Since -21=-21, then x=-8 is a solution of the equation 3(x+1)=3x+3.

c. Is x=\(\frac{1}{2}\) a solution of the equation above? Explain.

Answer:

If we replace x with the number \(\frac{1}{2}\), then the left side of the equation is

3(\(\frac{1}{2}\)+1)=3(\(\frac{1}{2}\)+\(\frac{2}{2}\))

=3(\(\frac{3}{2}\))

=\(\frac{9}{2}\),

and the right side of the equation is

3x+3=3∙(\(\frac{1}{2}\))+3

= \(\frac{3}{2}\)+3

=\(\frac{3}{2}\)+\(\frac{6}{2}\)

=\(\frac{9}{2}\).

Since \(\frac{9}{2}\)=\(\frac{9}{2}\), then x=\(\frac{1}{2}\) is a solution of the equation 3(x+1)=3x+3.

d. What interesting fact about the equation 3(x+1)=3x+3 is illuminated by the answers to parts (a), (b), and (c)? Why do you think this is true?

Answer:

Note to teacher: Ideally, students will notice that the equation 3(x+1)=3x+3 is an identity under the distributive law. The purpose of this problem is to prepare students for the idea that linear equations can have more than one solution, which is a topic of Lesson 7.

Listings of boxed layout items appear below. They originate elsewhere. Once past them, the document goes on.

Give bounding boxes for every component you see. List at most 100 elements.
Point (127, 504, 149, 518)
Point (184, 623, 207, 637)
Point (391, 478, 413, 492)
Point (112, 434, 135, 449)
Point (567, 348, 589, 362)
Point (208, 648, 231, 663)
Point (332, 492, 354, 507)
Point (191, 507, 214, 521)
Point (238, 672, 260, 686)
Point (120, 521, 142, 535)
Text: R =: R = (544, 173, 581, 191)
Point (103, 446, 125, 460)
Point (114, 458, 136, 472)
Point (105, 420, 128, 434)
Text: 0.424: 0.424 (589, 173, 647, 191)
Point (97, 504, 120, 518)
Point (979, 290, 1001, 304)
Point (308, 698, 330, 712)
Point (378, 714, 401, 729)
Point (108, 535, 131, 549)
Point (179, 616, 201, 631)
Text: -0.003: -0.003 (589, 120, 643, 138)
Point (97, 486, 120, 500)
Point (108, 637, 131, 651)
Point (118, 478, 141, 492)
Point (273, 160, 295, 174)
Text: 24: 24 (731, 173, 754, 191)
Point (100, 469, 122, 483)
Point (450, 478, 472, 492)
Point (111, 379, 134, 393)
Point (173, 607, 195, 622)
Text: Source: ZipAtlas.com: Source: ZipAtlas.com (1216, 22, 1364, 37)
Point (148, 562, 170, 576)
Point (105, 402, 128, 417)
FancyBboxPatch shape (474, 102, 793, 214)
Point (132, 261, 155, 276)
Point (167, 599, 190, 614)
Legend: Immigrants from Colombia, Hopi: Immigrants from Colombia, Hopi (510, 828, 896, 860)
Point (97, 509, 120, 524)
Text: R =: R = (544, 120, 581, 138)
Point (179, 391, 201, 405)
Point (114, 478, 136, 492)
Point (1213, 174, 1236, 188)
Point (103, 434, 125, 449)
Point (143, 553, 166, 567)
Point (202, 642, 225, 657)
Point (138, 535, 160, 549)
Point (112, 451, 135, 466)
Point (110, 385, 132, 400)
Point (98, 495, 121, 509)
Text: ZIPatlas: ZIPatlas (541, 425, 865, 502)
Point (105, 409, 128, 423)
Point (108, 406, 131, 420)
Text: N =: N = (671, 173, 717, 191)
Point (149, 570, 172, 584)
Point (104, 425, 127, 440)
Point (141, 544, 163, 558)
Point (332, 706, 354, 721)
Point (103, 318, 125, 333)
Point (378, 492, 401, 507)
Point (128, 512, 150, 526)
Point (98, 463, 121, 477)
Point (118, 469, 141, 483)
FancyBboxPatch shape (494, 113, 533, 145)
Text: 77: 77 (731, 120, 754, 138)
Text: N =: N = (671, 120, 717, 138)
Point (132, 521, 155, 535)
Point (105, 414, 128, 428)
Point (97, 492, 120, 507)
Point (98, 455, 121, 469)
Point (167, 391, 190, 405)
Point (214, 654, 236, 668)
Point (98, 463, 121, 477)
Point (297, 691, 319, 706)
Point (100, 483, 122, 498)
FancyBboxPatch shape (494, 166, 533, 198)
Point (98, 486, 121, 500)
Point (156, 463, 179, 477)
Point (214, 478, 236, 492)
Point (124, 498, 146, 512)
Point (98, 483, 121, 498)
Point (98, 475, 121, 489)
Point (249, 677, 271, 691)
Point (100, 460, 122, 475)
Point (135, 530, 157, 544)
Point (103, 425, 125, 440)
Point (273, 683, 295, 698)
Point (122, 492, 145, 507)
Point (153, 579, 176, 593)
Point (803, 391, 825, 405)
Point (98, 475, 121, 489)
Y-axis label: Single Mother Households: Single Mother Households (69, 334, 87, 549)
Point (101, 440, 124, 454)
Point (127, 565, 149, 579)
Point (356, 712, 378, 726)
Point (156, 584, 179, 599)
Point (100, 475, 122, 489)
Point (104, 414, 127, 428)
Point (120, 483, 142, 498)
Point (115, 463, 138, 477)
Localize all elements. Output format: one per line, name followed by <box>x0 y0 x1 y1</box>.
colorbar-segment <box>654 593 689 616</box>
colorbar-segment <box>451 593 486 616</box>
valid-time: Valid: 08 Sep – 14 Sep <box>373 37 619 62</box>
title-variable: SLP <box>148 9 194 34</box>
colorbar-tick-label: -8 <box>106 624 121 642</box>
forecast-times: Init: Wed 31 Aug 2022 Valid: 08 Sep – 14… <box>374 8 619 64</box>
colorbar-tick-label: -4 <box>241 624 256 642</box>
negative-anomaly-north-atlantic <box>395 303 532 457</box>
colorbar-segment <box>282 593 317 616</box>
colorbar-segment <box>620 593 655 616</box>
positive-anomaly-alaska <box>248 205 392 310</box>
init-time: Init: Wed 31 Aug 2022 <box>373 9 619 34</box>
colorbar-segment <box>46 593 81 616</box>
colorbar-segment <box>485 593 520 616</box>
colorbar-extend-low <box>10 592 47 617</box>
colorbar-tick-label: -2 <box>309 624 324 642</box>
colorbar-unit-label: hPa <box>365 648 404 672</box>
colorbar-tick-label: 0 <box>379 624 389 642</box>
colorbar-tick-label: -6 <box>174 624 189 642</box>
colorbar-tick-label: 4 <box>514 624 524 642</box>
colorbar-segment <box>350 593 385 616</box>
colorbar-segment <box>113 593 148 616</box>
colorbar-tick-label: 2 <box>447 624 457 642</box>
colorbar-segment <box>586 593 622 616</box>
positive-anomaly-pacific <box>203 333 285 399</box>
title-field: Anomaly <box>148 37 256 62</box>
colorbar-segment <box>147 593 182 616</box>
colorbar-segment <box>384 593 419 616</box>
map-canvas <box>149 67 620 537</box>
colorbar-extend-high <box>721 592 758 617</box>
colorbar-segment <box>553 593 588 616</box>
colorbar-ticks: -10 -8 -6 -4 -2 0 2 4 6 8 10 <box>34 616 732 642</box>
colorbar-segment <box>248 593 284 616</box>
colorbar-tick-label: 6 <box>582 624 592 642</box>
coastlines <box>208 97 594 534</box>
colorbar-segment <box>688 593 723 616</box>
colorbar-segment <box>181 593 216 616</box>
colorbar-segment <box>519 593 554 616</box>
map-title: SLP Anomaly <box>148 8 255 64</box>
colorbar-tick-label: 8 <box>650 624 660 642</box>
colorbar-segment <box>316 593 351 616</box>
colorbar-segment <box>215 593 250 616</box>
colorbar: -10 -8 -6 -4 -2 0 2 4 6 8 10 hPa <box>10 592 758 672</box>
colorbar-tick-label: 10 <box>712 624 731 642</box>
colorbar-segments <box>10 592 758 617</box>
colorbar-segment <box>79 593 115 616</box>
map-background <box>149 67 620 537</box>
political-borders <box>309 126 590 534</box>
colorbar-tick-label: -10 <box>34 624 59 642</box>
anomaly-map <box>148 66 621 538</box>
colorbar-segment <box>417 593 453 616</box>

### Eureka Math Grade 8 Module 4 Lesson 3 Exit Ticket Answer Key

Question 1.

Is 8 a solution to \(\frac{1}{2}\) x+9=13? Explain.

Answer:

If we replace x with the number 8, then the left side is \(\frac{1}{2}\) (8)+9=4+9=13, and the right side is 13. Since 13=13, then x=8 is a solution.

Question 2.

Write three different equations that have x=5 as a solution.

Answer:

Answers will vary. Accept equations where x=5 makes a true number sentence.

Question 3.

Is -3 a solution to the equation 3x-5=4+2x? Explain.

Answer:

If we replace x with the number -3, then the left side is 3(-3)-5=-9-5=-14. The right side is 4+2(-3)=4-6=-2. Since -14≠-2, then -3 is not a solution of the equation.